The section path is the path one must take to get to a particular item in the tree. For instance, a section number of "1.2.4" actually implies a sequence of steps: find section 1, find subsection 2, find sub-subsection 4. Internally, paths are stored as a linked list structure built out of tuples. In this case, the path would be (4, (2, (1, None))). Each time a child element (a subsection) is visited, a new tuple is created that wraps around the existing path: (1, (4, (2, (1, None)))). When a sibling (the next item at the current level) is visited, the number at the head of the list is incremented: (2, (4, (2, (1, None)))). Once a string representation of the path is needed, the linked list is converted to a list of strings, reversed, and joined with a '.', forming, in the above example, 1.2.4.2.

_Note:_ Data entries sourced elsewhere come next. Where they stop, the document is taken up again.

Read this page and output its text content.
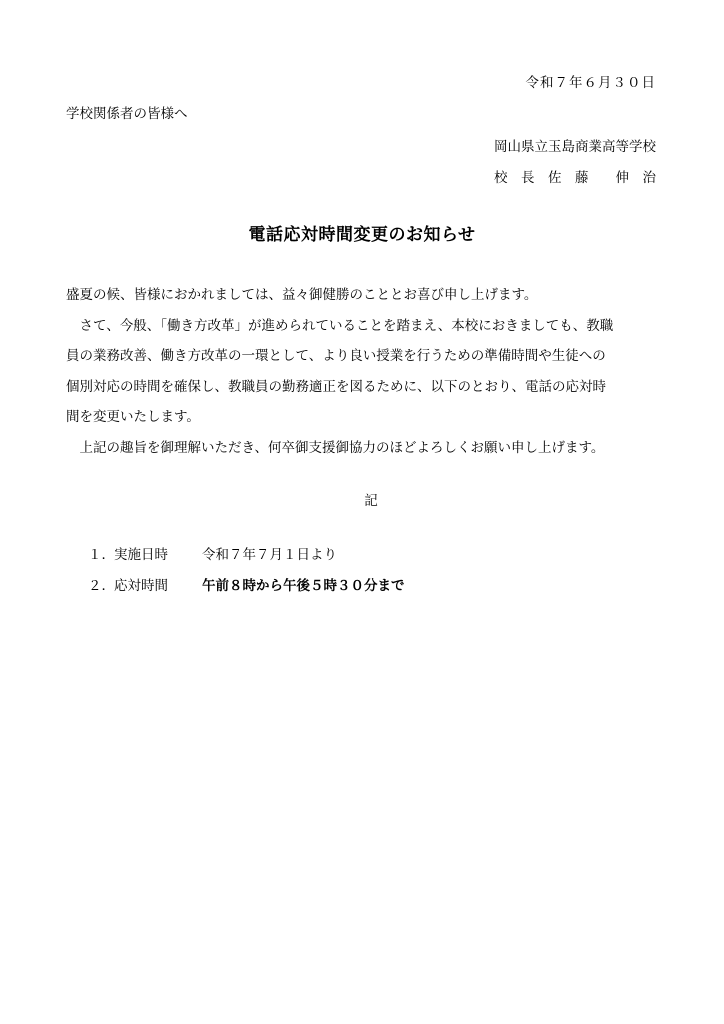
令和７年６月３０日
学校関係者の皆様へ
岡山県立玉島商業高等学校
校　長　佐　藤　　伸　治
電話応対時間変更のお知らせ

盛夏の候、皆様におかれましては、益々御健勝のこととお喜び申し上げます。

さて、今般、「働き方改革」が進められていることを踏まえ、本校におきましても、教職

員の業務改善、働き方改革の一環として、より良い授業を行うための準備時間や生徒への

個別対応の時間を確保し、教職員の勤務適正を図るために、以下のとおり、電話の応対時

間を変更いたします。

上記の趣旨を御理解いただき、何卒御支援御協力のほどよろしくお願い申し上げます。

記
１．実施日時	令和７年７月１日より
２．応対時間	午前８時から午後５時３０分まで
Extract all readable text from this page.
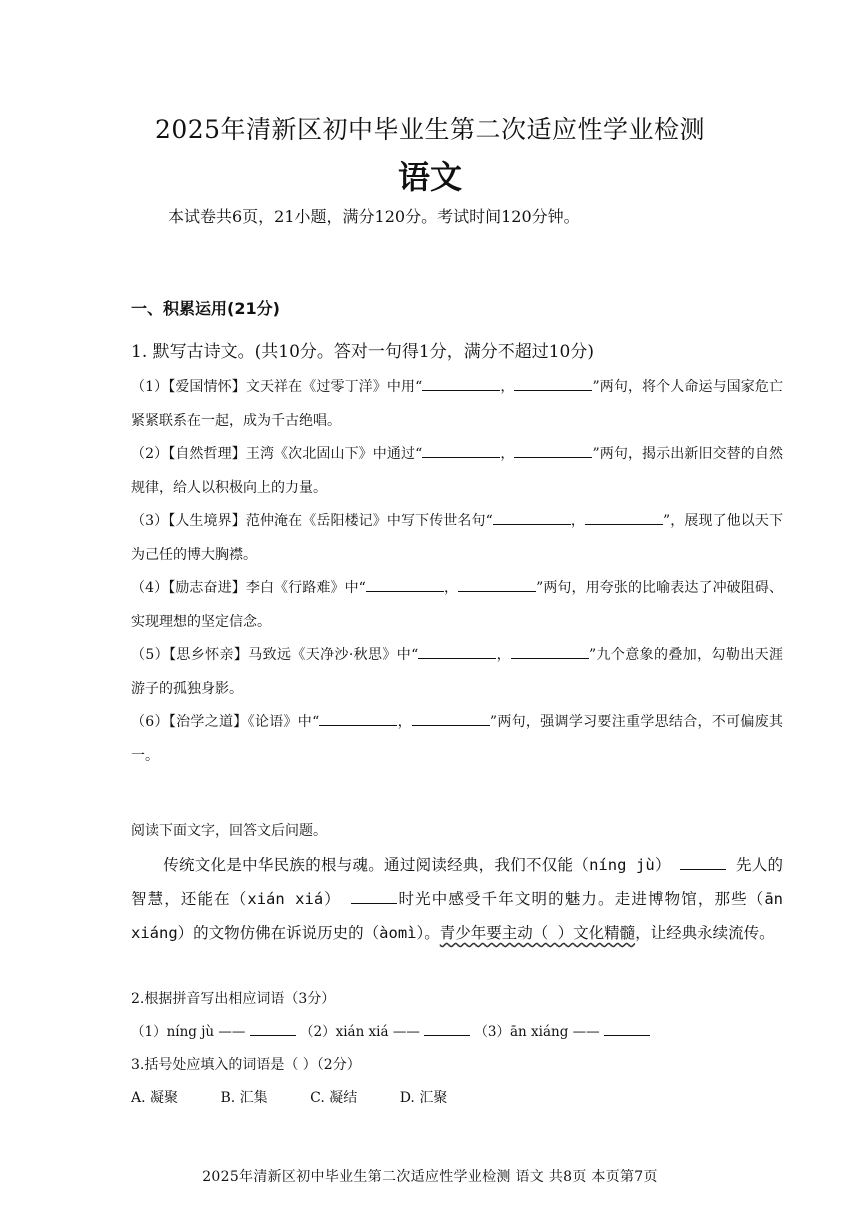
2025年清新区初中毕业生第二次适应性学业检测
语文
本试卷共6页，21小题，满分120分。考试时间120分钟。
一、积累运用(21分)
1. 默写古诗文。(共10分。答对一句得1分，满分不超过10分)
（1）【爱国情怀】文天祥在《过零丁洋》中用“	，	”两句，将个人命运与国家危亡紧紧联系在一起，成为千古绝唱。
（2）【自然哲理】王湾《次北固山下》中通过“	，	”两句，揭示出新旧交替的自然规律，给人以积极向上的力量。
（3）【人生境界】范仲淹在《岳阳楼记》中写下传世名句“	，	”，展现了他以天下为己任的博大胸襟。
（4）【励志奋进】李白《行路难》中“	，	”两句，用夸张的比喻表达了冲破阻碍、实现理想的坚定信念。
（5）【思乡怀亲】马致远《天净沙·秋思》中“	，	”九个意象的叠加，勾勒出天涯游子的孤独身影。
（6）【治学之道】《论语》中“	，	”两句，强调学习要注重学思结合，不可偏废其一。
阅读下面文字，回答文后问题。
传统文化是中华民族的根与魂。通过阅读经典，我们不仅能（níng jù）	先人的智慧，还能在（xián xiá）	时光中感受千年文明的魅力。走进博物馆，那些（ān xiáng）的文物仿佛在诉说历史的（àomì）。青少年要主动（ ）文化精髓，让经典永续流传。
2.根据拼音写出相应词语（3分）
（1）níng jù ——	（2）xián xiá ——	（3）ān xiáng ——
3.括号处应填入的词语是（ ）（2分）
A. 凝聚	B. 汇集	C. 凝结	D. 汇聚
2025年清新区初中毕业生第二次适应性学业检测 语文 共8页 本页第7页
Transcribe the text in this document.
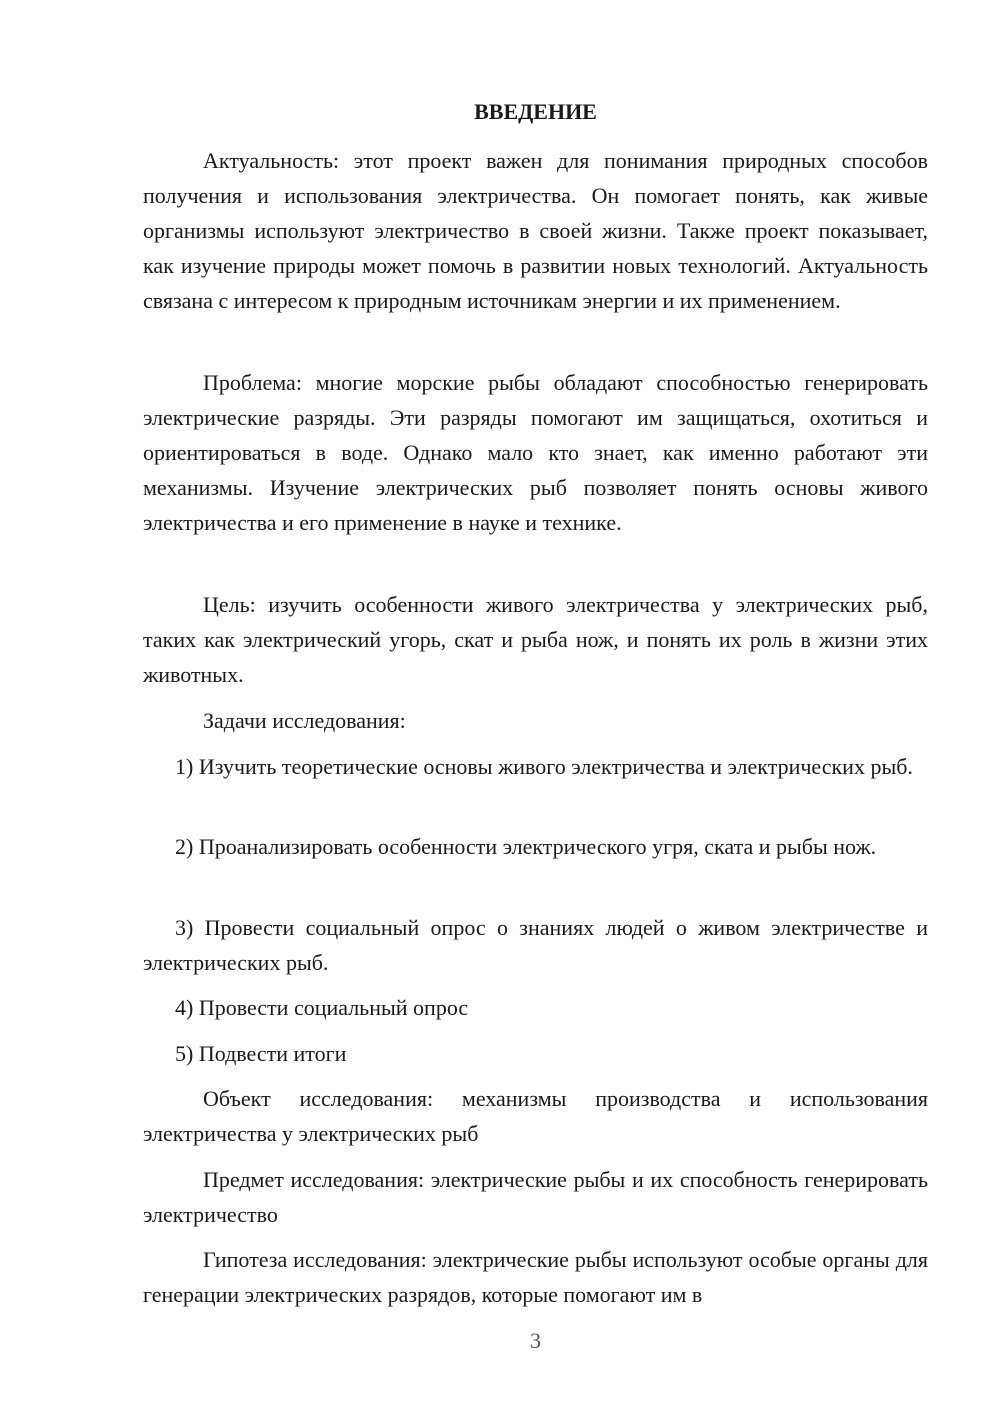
ВВЕДЕНИЕ

Актуальность: этот проект важен для понимания природных способов получения и использования электричества. Он помогает понять, как живые организмы используют электричество в своей жизни. Также проект показывает, как изучение природы может помочь в развитии новых технологий. Актуальность связана с интересом к природным источникам энергии и их применением.

Проблема: многие морские рыбы обладают способностью генерировать электрические разряды. Эти разряды помогают им защищаться, охотиться и ориентироваться в воде. Однако мало кто знает, как именно работают эти механизмы. Изучение электрических рыб позволяет понять основы живого электричества и его применение в науке и технике.

Цель: изучить особенности живого электричества у электрических рыб, таких как электрический угорь, скат и рыба нож, и понять их роль в жизни этих животных.

Задачи исследования:

1) Изучить теоретические основы живого электричества и электрических рыб.

2) Проанализировать особенности электрического угря, ската и рыбы нож.

3) Провести социальный опрос о знаниях людей о живом электричестве и электрических рыб.

4) Провести социальный опрос

5) Подвести итоги

Объект исследования: механизмы производства и использования электричества у электрических рыб

Предмет исследования: электрические рыбы и их способность генерировать электричество

Гипотеза исследования: электрические рыбы используют особые органы для генерации электрических разрядов, которые помогают им в

3
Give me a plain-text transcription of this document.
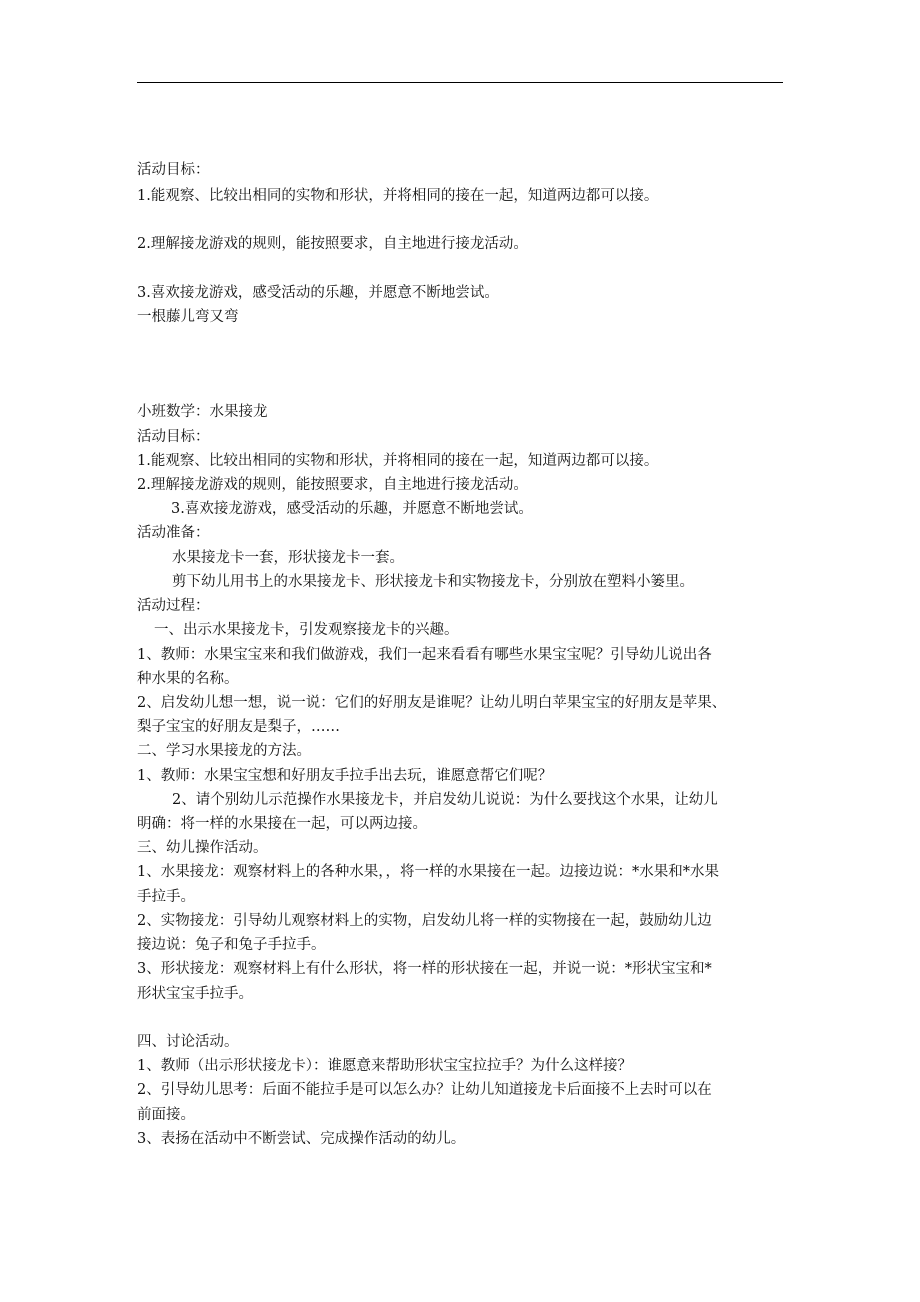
活动目标：
1.能观察、比较出相同的实物和形状，并将相同的接在一起，知道两边都可以接。
2.理解接龙游戏的规则，能按照要求，自主地进行接龙活动。
3.喜欢接龙游戏，感受活动的乐趣，并愿意不断地尝试。
一根藤儿弯又弯
小班数学：水果接龙
活动目标：
1.能观察、比较出相同的实物和形状，并将相同的接在一起，知道两边都可以接。
2.理解接龙游戏的规则，能按照要求，自主地进行接龙活动。
3.喜欢接龙游戏，感受活动的乐趣，并愿意不断地尝试。
活动准备：
水果接龙卡一套，形状接龙卡一套。
剪下幼儿用书上的水果接龙卡、形状接龙卡和实物接龙卡，分别放在塑料小篓里。
活动过程：
一、出示水果接龙卡，引发观察接龙卡的兴趣。
1、教师：水果宝宝来和我们做游戏，我们一起来看看有哪些水果宝宝呢？引导幼儿说出各
种水果的名称。
2、启发幼儿想一想，说一说：它们的好朋友是谁呢？让幼儿明白苹果宝宝的好朋友是苹果、
梨子宝宝的好朋友是梨子，……
二、学习水果接龙的方法。
1、教师：水果宝宝想和好朋友手拉手出去玩，谁愿意帮它们呢？
2、请个别幼儿示范操作水果接龙卡，并启发幼儿说说：为什么要找这个水果，让幼儿
明确：将一样的水果接在一起，可以两边接。
三、幼儿操作活动。
1、水果接龙：观察材料上的各种水果，，将一样的水果接在一起。边接边说：*水果和*水果
手拉手。
2、实物接龙：引导幼儿观察材料上的实物，启发幼儿将一样的实物接在一起，鼓励幼儿边
接边说：兔子和兔子手拉手。
3、形状接龙：观察材料上有什么形状，将一样的形状接在一起，并说一说：*形状宝宝和*
形状宝宝手拉手。
四、讨论活动。
1、教师（出示形状接龙卡）：谁愿意来帮助形状宝宝拉拉手？为什么这样接？
2、引导幼儿思考：后面不能拉手是可以怎么办？让幼儿知道接龙卡后面接不上去时可以在
前面接。
3、表扬在活动中不断尝试、完成操作活动的幼儿。
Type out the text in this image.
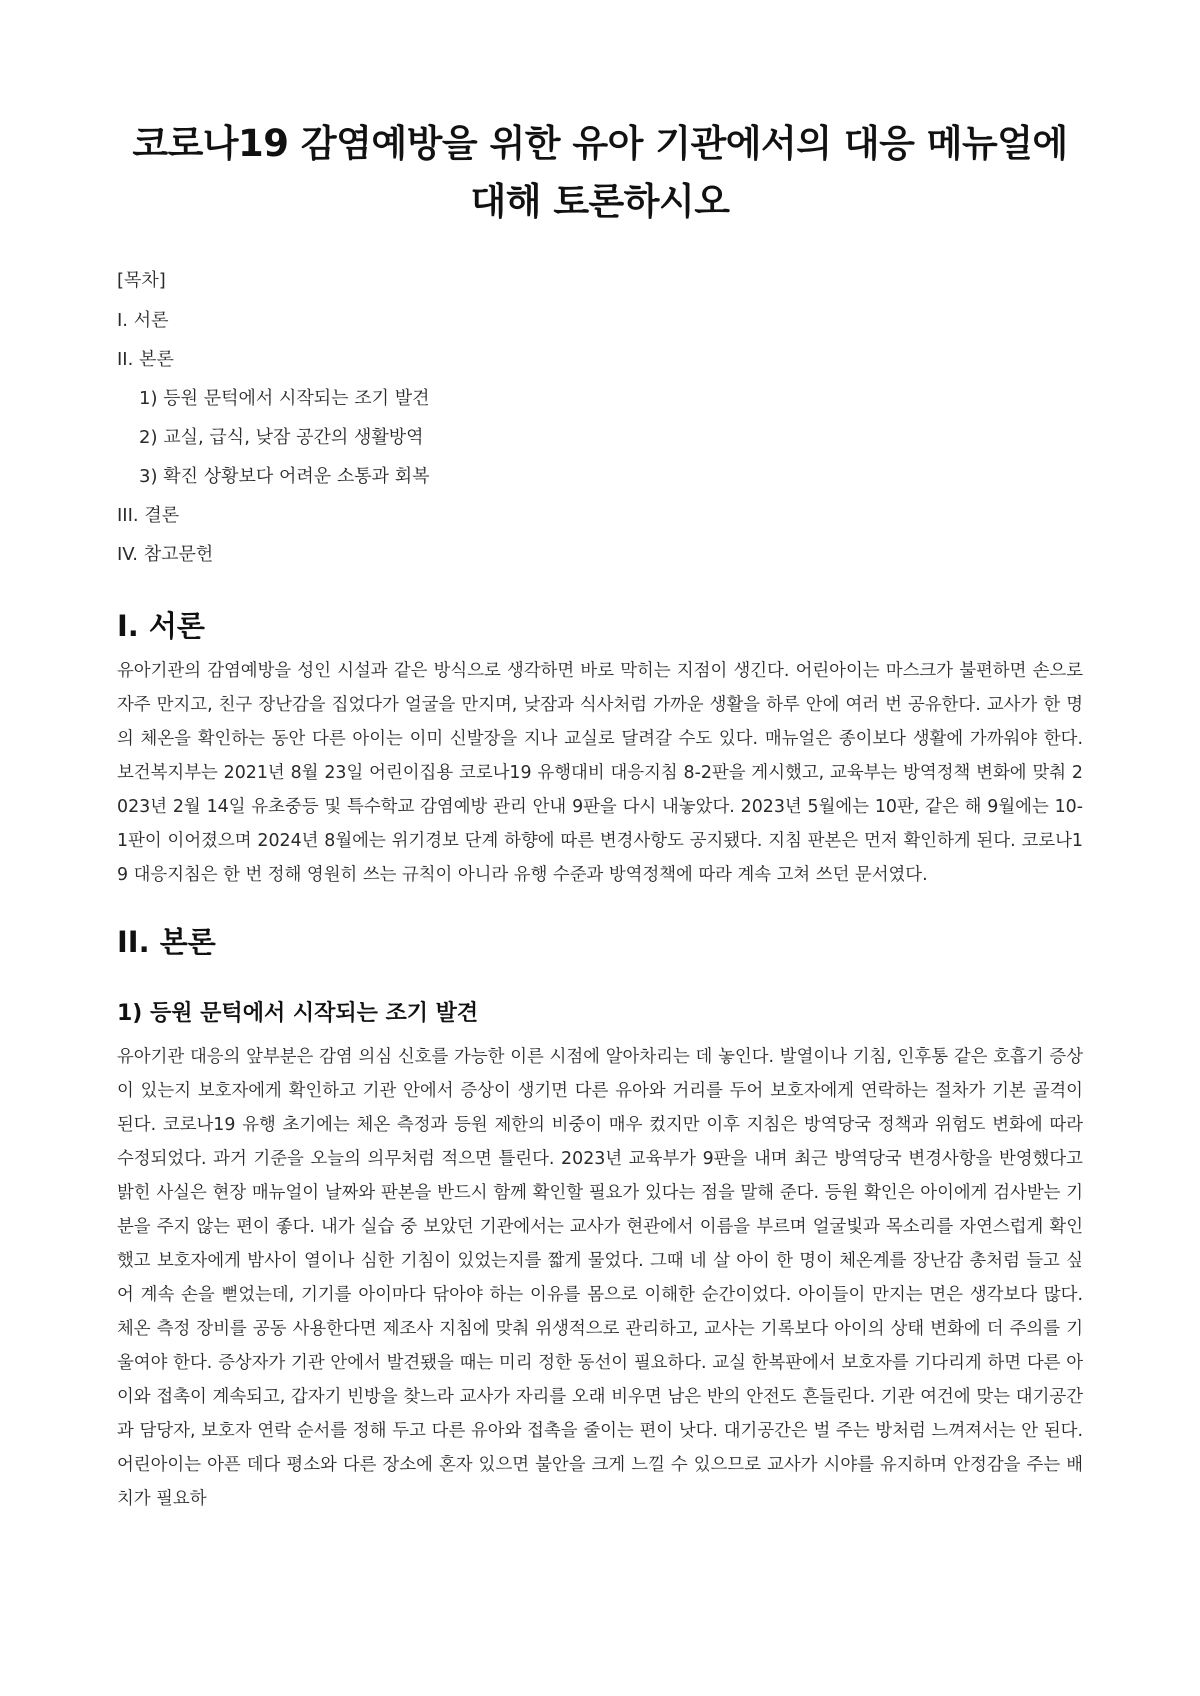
코로나19 감염예방을 위한 유아 기관에서의 대응 메뉴얼에 대해 토론하시오
[목차]
I. 서론
II. 본론
1) 등원 문턱에서 시작되는 조기 발견
2) 교실, 급식, 낮잠 공간의 생활방역
3) 확진 상황보다 어려운 소통과 회복
III. 결론
IV. 참고문헌
I. 서론

유아기관의 감염예방을 성인 시설과 같은 방식으로 생각하면 바로 막히는 지점이 생긴다. 어린아이는 마스크가 불편하면 손으로 자주 만지고, 친구 장난감을 집었다가 얼굴을 만지며, 낮잠과 식사처럼 가까운 생활을 하루 안에 여러 번 공유한다. 교사가 한 명의 체온을 확인하는 동안 다른 아이는 이미 신발장을 지나 교실로 달려갈 수도 있다. 매뉴얼은 종이보다 생활에 가까워야 한다. 보건복지부는 2021년 8월 23일 어린이집용 코로나19 유행대비 대응지침 8-2판을 게시했고, 교육부는 방역정책 변화에 맞춰 2023년 2월 14일 유초중등 및 특수학교 감염예방 관리 안내 9판을 다시 내놓았다. 2023년 5월에는 10판, 같은 해 9월에는 10-1판이 이어졌으며 2024년 8월에는 위기경보 단계 하향에 따른 변경사항도 공지됐다. 지침 판본은 먼저 확인하게 된다. 코로나19 대응지침은 한 번 정해 영원히 쓰는 규칙이 아니라 유행 수준과 방역정책에 따라 계속 고쳐 쓰던 문서였다.

II. 본론
1) 등원 문턱에서 시작되는 조기 발견

유아기관 대응의 앞부분은 감염 의심 신호를 가능한 이른 시점에 알아차리는 데 놓인다. 발열이나 기침, 인후통 같은 호흡기 증상이 있는지 보호자에게 확인하고 기관 안에서 증상이 생기면 다른 유아와 거리를 두어 보호자에게 연락하는 절차가 기본 골격이 된다. 코로나19 유행 초기에는 체온 측정과 등원 제한의 비중이 매우 컸지만 이후 지침은 방역당국 정책과 위험도 변화에 따라 수정되었다. 과거 기준을 오늘의 의무처럼 적으면 틀린다. 2023년 교육부가 9판을 내며 최근 방역당국 변경사항을 반영했다고 밝힌 사실은 현장 매뉴얼이 날짜와 판본을 반드시 함께 확인할 필요가 있다는 점을 말해 준다. 등원 확인은 아이에게 검사받는 기분을 주지 않는 편이 좋다. 내가 실습 중 보았던 기관에서는 교사가 현관에서 이름을 부르며 얼굴빛과 목소리를 자연스럽게 확인했고 보호자에게 밤사이 열이나 심한 기침이 있었는지를 짧게 물었다. 그때 네 살 아이 한 명이 체온계를 장난감 총처럼 들고 싶어 계속 손을 뻗었는데, 기기를 아이마다 닦아야 하는 이유를 몸으로 이해한 순간이었다. 아이들이 만지는 면은 생각보다 많다. 체온 측정 장비를 공동 사용한다면 제조사 지침에 맞춰 위생적으로 관리하고, 교사는 기록보다 아이의 상태 변화에 더 주의를 기울여야 한다. 증상자가 기관 안에서 발견됐을 때는 미리 정한 동선이 필요하다. 교실 한복판에서 보호자를 기다리게 하면 다른 아이와 접촉이 계속되고, 갑자기 빈방을 찾느라 교사가 자리를 오래 비우면 남은 반의 안전도 흔들린다. 기관 여건에 맞는 대기공간과 담당자, 보호자 연락 순서를 정해 두고 다른 유아와 접촉을 줄이는 편이 낫다. 대기공간은 벌 주는 방처럼 느껴져서는 안 된다. 어린아이는 아픈 데다 평소와 다른 장소에 혼자 있으면 불안을 크게 느낄 수 있으므로 교사가 시야를 유지하며 안정감을 주는 배치가 필요하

This recipe takes advantage of several powerful features of the Python language. By using Python 2.3's property() builtin, I was able to reduce the syntax to simple dot-notation. Manipulation of the linked list and section tree was facilitated by "tuple unpacking", which allows you to easily extract multiple values from a tuple or other sequence. Nested functions allowed me to hide the recursive helper function, recurse(), from the user of print_toc(). Finally, the use of Python's built-in list and tuple data types allowed me to represent the table of contents tree directly in Python with a minimal amount of fuss.